Kamlesh Jayantilal formulated pH metformin solid dispersions usingusing different types of Eudragits.. RLPO and RSPO, insoluble but dispersible in water, and L-100, S-100, with pH-dependent solubility, were used, separately or in different (w/w) combinations to formulate controlled release form of metformin Kinetic modeling of in vitro dissolution profiles revealed the drug release mechanism ranges from diffusion controlled to anomalous type. Enayatifard et al Developed a oral controlled matrix drug delivery system for, diltiazem HCl, and investigated its drug release mechanism. Tablets were prepared by direct compression method using different matrix ratios of ethyl cellulose (EC) and hydroxypropyl methylcellulose (HPMC). The formulations were evaluated in vitro for their dissolution characteristics over a period of 8 h.

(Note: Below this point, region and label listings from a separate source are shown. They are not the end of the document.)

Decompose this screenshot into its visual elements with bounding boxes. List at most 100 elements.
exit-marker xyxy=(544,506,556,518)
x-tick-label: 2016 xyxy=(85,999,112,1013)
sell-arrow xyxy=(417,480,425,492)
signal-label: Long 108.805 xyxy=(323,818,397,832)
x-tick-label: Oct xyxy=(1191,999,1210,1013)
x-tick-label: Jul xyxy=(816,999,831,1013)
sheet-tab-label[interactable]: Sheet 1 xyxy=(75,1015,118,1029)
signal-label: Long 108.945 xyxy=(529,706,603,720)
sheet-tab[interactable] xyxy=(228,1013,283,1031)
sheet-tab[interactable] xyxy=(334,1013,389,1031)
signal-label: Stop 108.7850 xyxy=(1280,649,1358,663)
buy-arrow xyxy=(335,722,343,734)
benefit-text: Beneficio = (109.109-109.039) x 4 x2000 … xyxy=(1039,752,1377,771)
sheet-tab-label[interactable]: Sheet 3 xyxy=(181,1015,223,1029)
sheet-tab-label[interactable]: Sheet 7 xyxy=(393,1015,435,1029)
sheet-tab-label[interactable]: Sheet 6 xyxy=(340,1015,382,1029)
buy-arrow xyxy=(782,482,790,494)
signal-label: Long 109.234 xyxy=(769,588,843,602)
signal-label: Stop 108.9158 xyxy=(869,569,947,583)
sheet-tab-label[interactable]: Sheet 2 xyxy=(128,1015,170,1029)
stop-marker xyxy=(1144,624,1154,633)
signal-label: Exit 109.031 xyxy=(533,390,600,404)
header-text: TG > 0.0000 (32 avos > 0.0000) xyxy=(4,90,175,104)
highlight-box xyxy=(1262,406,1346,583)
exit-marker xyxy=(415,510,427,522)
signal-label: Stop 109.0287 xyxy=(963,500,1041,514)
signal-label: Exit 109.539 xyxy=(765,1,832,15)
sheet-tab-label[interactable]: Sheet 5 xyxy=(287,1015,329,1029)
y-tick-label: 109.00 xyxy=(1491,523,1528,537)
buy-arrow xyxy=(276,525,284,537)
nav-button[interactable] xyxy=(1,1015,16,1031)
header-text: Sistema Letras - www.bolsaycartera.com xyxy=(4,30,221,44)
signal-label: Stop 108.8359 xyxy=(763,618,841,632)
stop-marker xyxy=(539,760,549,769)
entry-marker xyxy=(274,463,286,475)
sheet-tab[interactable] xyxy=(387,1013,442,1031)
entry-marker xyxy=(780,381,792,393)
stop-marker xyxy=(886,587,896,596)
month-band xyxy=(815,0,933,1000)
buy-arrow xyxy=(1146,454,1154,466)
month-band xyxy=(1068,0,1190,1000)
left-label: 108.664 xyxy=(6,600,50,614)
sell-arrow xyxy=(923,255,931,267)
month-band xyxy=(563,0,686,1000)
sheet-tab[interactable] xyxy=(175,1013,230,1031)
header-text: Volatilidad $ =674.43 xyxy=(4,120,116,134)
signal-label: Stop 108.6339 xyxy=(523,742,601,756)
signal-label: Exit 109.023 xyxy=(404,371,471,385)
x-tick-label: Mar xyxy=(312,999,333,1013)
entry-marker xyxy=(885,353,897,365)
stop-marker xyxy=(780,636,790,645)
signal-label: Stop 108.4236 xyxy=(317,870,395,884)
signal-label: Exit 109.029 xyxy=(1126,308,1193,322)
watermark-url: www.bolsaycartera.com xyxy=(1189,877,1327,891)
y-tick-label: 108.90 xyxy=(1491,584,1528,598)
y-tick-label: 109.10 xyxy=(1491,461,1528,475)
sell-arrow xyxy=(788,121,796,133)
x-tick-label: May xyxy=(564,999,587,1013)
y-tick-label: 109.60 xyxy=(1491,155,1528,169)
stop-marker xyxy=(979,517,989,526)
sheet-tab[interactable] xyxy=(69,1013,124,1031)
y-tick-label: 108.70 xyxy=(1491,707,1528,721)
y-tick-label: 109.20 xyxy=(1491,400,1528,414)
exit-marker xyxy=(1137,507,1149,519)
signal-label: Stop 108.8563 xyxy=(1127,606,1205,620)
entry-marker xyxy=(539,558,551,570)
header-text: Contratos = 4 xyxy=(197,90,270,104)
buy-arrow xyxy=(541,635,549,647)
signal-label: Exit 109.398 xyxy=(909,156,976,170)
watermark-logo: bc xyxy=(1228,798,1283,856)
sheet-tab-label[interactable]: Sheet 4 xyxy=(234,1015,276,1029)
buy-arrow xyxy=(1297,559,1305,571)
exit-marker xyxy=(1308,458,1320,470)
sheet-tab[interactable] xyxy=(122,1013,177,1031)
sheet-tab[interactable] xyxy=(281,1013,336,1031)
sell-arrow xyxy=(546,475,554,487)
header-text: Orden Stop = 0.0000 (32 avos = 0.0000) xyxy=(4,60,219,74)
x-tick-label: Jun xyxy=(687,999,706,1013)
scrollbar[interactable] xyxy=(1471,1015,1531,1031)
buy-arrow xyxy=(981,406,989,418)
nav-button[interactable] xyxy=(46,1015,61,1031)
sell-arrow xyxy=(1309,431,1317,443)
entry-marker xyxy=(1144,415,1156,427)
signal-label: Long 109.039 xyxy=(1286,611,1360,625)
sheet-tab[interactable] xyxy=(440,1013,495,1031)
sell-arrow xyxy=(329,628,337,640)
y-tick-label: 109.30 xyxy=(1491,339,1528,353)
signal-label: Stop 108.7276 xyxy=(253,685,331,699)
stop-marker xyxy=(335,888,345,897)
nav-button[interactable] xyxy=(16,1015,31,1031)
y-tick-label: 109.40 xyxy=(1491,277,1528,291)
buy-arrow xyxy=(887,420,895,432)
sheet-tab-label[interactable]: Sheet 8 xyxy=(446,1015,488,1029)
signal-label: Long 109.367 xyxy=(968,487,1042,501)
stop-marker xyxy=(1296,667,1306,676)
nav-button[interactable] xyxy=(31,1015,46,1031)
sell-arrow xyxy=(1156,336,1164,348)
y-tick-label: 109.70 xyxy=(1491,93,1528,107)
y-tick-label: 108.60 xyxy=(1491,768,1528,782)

The results showed that in the presence of EC, increasing the concentration of HPMC decreased the release rate of diltiazem. Furthermore, incorporation of EC in tablets with HPMC as the matrix was found to control drug release. Piero et al investigated the effect of polymer on the dissolution behaviour of the drugs. Coprecipitates of different drugs with Eudragit RS were prepared. Delayed release was found by increasing the amount of the polymer in the solid dispersions Results showed that molecular weight and molar refractivity of the drugs were the most important variables influencing their release from coprecipitates . Kakiketeni et al., worked with ethyl celluloseErosion occurred for tablets manufactured with ethylcellulose particle size above 120m (Kakiketeni et al., 1995a). Characterization of tablets prepared using different particle sizes revealed that the porosity increased with increase in particle size (Katiketeni et al., 1995b) and the increase in porosity resulted in a faster drug release. Boza et al By comparing Eudragit RSPO to Ethocel 100, found that the release rate of lobenzarit sodium was slower for the Eudragit based matrix. The explanation was based on the chemical structure of the polymers. Ethocel has hydrophilic hydroxyl and ethoxyl groups, which make the matrix water sensitive. Consequently, it was more difficult to control the release of the hydrophilic drug. Eudragit RSPO is only slightly permeable to water due to its low content of quaternary ammonium groups; therefore it was more suitable for controlling the release of the hydrophilic drug. Pathan and Jalil (2000) evaluated Kollidon SR as matrix excipient for theophylline tablets. Tablets containing 20-70% theophylline showed Higuchian release kinetics; the release rates increased exponentially with the drug loading. . Annealing of the tablets for 24 hours at temperatures of 45 and 55C showed a slight decrease in the release rate compared to the room temperature. Shao et al. (2001) reported the effect of accelerated stability conditions on

diphenhydramine HCl tablets prepared with Kollidon SR. A decrease in dissolution rate along with an increase in tablet hardness was noticed for tablets with high level of Kollidon SR (>37%) prepared without diluents or with 15% diluent (lactose, Emcompress). At 25% Emcompress, no changes occurred. Such changes were not observed for tablets stored at 25C/ 60%RH or cured at 60C for at least one hour. Rock et al. (2000) evaluated different additives: diacetyl-tartaric acid diglyceride ester, pectin, stearic acid and methyl hydroxyethyl cellulose for optimization of caffeine release from Kollidon SR -based matrix tablets. Stearic acid retarded the initial drug release in acidic medium due to its hydrophobic character, but failed to accelerate it in neutral medium. Diacetyl-tartaric acid diglyceride ester, methyl hydroxyethyl cellulose and pectin reduced the initial drug release and intensified the dissolution after the pH change.